Drei Flaschen, zwei Tuben und eine Spraydose stehen im Regal, und die häufigste Frage in der Werkstatt lautet: Was davon kommt jetzt wohin? Diese Kaufberatung sortiert das. Sie erklärt, was Öl, Fett und Kriechöl unterscheidet, welches Mittel an welche Stelle am Rad gehört und wie oft du nachlegen musst.
Die eine Regel, die fast alles erklärt
Schmierstoffe am Fahrrad teilen sich in drei Gruppen, und jede hat genau eine Aufgabe.
- Öl ist dünn und kriecht in enge Gelenke. Es gehört an die Kette, denn dort muss der Schmierstoff zwischen Bolzen und Hülse gelangen, also in einen Spalt von Bruchteilen eines Millimeters.
- Fett ist zäh und bleibt liegen. Es gehört in Lager, also in Innenlager, Steuersatz, Naben und Pedale, wo Kugeln in einer Schale laufen und der Schmierstoff monatelang an Ort und Stelle bleiben soll.
- Kriechöl ist noch dünner als Kettenöl und dafür gemacht, Korrosion zu lösen. Es gehört an festsitzende Schrauben, an Züge und an Gelenke, nicht an die Kette und nicht in ein Lager.
Wer diese drei auseinanderhält, macht beim Rest wenig falsch. Die meisten Schäden, die bei uns auf dem Montageständer landen, entstehen daraus, dass eine Gruppe an der Stelle einer anderen benutzt wurde.
Was wohin gehört
| Stelle am Rad | Mittel | Warum |
|---|---|---|
| Kette | Kettenöl oder Kettenfett-Spray | muss ins Gelenk kriechen und dort unter Druck bleiben |
| Innenlager, Steuersatz, Naben, Pedale | Lagerfett | muss in der Lagerschale liegen bleiben, auch bei Nässe |
| Shimano Nexus Getriebenabe | Getriebenabenfett | vom Hersteller vorgegeben, ein zu zähes Fett bremst die Schaltklinken |
| Brems- und Schaltzüge | Kriechöl, sparsam | löst Schwergängigkeit, ohne den Zug in der Hülle zu verkleben |
| Festsitzende Schrauben | Rostlöser | unterkriecht die Korrosion im Gewinde |
| Bremsflächen, Bremsbeläge, Felgenflanken, Bremsscheiben | gar nichts | jeder Schmierstoff kostet dort Bremsleistung |
Die letzte Zeile ist keine Formalie.

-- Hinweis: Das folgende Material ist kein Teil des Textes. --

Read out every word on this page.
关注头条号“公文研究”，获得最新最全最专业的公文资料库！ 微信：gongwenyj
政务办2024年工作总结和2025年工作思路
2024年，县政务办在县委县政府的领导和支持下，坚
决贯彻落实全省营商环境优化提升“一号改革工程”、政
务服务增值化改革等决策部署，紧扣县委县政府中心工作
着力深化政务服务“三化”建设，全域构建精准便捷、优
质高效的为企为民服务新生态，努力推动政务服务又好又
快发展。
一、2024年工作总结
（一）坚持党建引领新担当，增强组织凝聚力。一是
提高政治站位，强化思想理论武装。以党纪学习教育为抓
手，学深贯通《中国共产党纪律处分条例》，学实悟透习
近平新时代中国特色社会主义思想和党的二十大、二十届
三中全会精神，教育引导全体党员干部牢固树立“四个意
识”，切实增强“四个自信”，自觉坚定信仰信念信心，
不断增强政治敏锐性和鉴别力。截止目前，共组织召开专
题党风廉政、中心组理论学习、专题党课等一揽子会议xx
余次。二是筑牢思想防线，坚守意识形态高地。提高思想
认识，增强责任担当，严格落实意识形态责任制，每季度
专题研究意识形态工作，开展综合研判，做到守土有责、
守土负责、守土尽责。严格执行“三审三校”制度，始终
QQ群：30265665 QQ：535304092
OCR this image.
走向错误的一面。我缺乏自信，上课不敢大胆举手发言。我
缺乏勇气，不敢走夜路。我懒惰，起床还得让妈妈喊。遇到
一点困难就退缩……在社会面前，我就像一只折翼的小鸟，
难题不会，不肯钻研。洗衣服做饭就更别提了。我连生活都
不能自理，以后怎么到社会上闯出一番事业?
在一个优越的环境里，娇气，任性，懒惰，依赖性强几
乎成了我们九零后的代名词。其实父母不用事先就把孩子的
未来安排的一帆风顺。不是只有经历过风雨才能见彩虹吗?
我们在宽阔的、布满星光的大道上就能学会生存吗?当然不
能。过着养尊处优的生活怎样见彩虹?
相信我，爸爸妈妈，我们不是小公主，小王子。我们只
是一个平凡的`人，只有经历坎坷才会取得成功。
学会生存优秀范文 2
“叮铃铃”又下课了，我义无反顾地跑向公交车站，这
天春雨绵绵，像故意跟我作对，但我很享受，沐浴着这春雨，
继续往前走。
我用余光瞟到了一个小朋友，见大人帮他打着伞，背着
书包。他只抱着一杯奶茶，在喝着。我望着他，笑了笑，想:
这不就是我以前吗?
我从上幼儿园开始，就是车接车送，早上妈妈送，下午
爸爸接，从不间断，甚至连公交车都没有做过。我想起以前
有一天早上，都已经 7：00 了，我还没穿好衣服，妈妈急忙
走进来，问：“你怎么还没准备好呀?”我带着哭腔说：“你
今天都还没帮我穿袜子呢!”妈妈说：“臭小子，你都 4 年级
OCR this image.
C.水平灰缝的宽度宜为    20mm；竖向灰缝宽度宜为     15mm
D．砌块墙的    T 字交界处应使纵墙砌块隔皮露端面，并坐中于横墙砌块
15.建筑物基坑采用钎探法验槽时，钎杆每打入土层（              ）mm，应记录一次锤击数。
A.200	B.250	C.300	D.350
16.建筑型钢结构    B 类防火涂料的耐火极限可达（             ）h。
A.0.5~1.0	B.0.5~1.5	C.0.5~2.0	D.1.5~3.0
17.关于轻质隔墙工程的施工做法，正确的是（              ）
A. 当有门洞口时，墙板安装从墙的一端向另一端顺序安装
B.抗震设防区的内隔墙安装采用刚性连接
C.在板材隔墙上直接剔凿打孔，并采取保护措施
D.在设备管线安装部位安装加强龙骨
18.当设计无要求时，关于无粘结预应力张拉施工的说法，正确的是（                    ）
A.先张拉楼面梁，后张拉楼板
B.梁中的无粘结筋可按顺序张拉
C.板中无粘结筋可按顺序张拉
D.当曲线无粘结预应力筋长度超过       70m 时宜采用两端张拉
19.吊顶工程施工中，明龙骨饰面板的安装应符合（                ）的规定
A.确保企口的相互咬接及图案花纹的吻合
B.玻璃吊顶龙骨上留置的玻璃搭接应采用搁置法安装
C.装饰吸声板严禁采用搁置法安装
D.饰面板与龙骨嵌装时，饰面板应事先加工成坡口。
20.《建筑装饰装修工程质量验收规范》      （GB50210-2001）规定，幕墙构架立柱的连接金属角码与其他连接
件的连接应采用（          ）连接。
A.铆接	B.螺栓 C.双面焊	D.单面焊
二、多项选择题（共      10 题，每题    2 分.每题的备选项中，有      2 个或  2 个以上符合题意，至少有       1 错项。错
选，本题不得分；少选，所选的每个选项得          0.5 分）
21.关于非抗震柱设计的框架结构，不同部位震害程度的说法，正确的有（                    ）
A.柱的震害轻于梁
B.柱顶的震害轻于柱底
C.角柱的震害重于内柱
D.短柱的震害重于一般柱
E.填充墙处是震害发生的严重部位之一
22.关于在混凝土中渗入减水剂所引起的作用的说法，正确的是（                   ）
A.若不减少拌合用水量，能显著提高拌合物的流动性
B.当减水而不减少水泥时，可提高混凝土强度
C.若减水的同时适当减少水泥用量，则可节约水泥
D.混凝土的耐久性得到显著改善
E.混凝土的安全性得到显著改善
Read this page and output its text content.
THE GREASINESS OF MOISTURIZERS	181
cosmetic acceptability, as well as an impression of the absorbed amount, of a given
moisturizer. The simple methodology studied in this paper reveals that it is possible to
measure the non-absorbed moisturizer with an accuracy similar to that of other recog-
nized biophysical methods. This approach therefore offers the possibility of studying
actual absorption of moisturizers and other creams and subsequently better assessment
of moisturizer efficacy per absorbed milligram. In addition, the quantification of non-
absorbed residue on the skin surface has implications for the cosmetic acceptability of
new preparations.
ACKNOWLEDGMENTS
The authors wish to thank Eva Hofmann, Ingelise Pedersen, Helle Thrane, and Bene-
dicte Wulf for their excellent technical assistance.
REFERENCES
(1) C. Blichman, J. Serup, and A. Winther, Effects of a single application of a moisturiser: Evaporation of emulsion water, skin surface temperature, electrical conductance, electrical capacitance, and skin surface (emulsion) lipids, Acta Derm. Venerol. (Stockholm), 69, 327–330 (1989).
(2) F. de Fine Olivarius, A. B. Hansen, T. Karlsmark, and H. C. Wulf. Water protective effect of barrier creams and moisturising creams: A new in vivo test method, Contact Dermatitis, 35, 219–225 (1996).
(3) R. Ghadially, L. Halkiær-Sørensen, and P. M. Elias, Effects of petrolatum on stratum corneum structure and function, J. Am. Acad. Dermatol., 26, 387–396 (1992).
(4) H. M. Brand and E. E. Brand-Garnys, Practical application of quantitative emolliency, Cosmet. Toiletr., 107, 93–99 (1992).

Ein einziger Sprüher Kriechöl, der auf die Bremsscheibe nebelt, macht den Belag unbrauchbar, und der lässt sich nicht wieder sauber putzen.
Die Kette: erst reinigen, dann schmieren
Der wichtigste Satz zur Kettenpflege ist nicht, welches Öl du nimmst, sondern in welcher Reihenfolge du arbeitest. Frisches Öl auf eine schmutzige Kette bindet den alten Dreck und macht daraus eine Paste, die im Gelenk wie Schleifmittel arbeitet. Die Kette läuft danach leiser und verschleißt schneller.
Richtig ist also: reinigen, trocknen lassen, schmieren, den Überschuss abwischen. Zum Reinigen reicht ein Tuch mit Kettenreiniger; bequemer und gründlicher geht es mit einem Kettenreinigungsgerät, das die Kette im eingebauten Zustand von allen Seiten bürstet. Wichtig ist der Schritt danach: Eine entfettete Kette ist blank und rostet ohne frische Schmierung sehr schnell an.
Öl oder Spray?
Beides schmiert die Kette, der Unterschied liegt in der Dosierung. Das Kettenöl in der Tropfflasche gibst du Tropfen für Tropfen auf die einzelnen Rollen. Das dauert eine Minute länger und ist dafür sparsam und präzise. Das Kettenfett aus der Spraydose geht schneller, lässt sich mit dem Schnorchel ebenfalls gezielt setzen und trocknet stärker ab, sodass weniger Staub hängen bleibt.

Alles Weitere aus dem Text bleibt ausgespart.